45歳の男性。喀痰を主訴に来院した。1年前から茶褐色の細長い粘稠な痰をしばしば喀出するようになった。小児期から喘息で治療中である。胸部エックス線写真の正面像(A)と側面像(B)及び肺野条件の胸部CT(C)を別に示す。

この疾患について誤っているのはどれか。

血清IgE値は高値を示す。
末梢血で好酸球増多を示す。
移動性の肺浸潤影を呈する。
喀痰培養で抗酸菌が検出される。
第一選択の治療薬は経口副腎皮質ステロイドである。

解答: d

111D45の解説

1年間続く、「茶褐色の細長い粘稠な痰」。これは粘液栓と呼ばれ、アレルギー性気管支肺アスペルギルス症〈ABPA〉で特徴的な所見。ABPAはI型とIII型のアレルギー機序をもつため、喘息の治療歴も矛盾しない。

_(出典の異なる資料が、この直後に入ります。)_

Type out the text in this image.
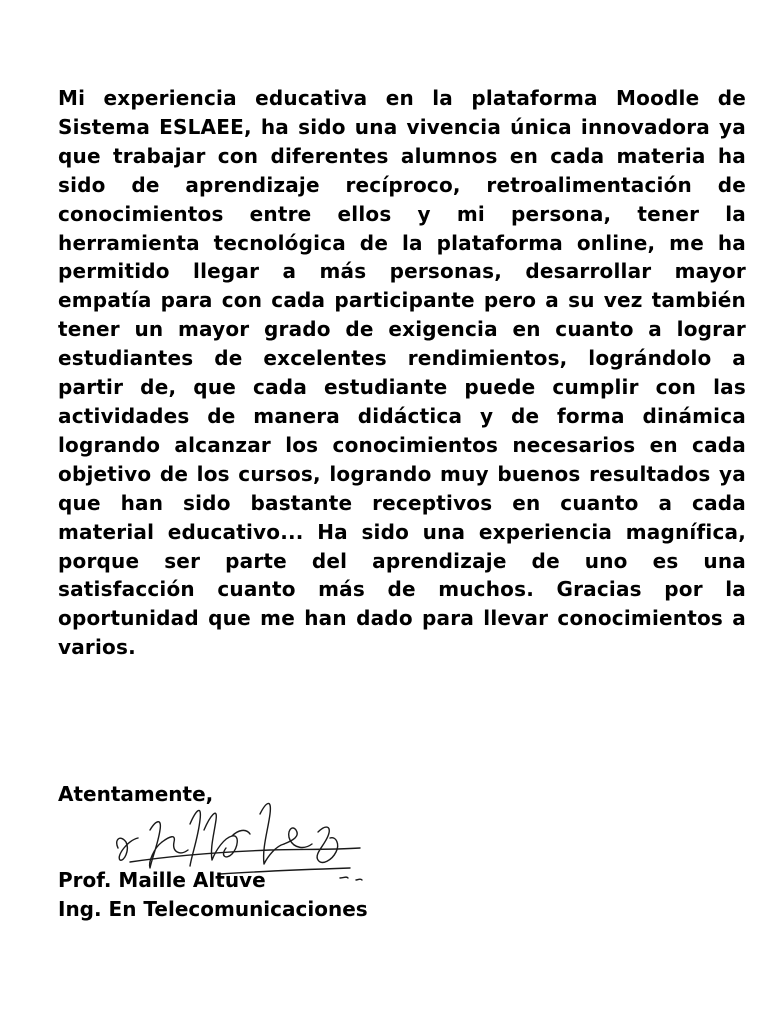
Mi experiencia educativa en la plataforma Moodle de Sistema ESLAEE, ha sido una vivencia única innovadora ya que trabajar con diferentes alumnos en cada materia ha sido de aprendizaje recíproco, retroalimentación de conocimientos entre ellos y mi persona, tener la herramienta tecnológica de la plataforma online, me ha permitido llegar a más personas, desarrollar mayor empatía para con cada participante pero a su vez también tener un mayor grado de exigencia en cuanto a lograr estudiantes de excelentes rendimientos, lográndolo a partir de, que cada estudiante puede cumplir con las actividades de manera didáctica y de forma dinámica logrando alcanzar los conocimientos necesarios en cada objetivo de los cursos, logrando muy buenos resultados ya que han sido bastante receptivos en cuanto a cada material educativo... Ha sido una experiencia magnífica, porque ser parte del aprendizaje de uno es una satisfacción cuanto más de muchos. Gracias por la oportunidad que me han dado para llevar conocimientos a varios.

Atentamente,

Prof. Maille Altuve

Ing. En Telecomunicaciones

画像ではA, Bで浸潤影を、Cで粘液栓の存在と、それに起因すると思われる無気肺と気管支拡張症がみられる。
a・b I型アレルギーの背景があるため、血清IgEは高値となり、好酸球は増多する。
c 肺の浸潤影は移動性である。これは細菌性肺炎のように、局在する病態ではなく免疫性の機序が強いことを意味する。
d 誤り。肺結核ではないため、抗酸菌は検出されない。
e アレルギー機序の抑制に経口副腎皮質ステロイドが有効である。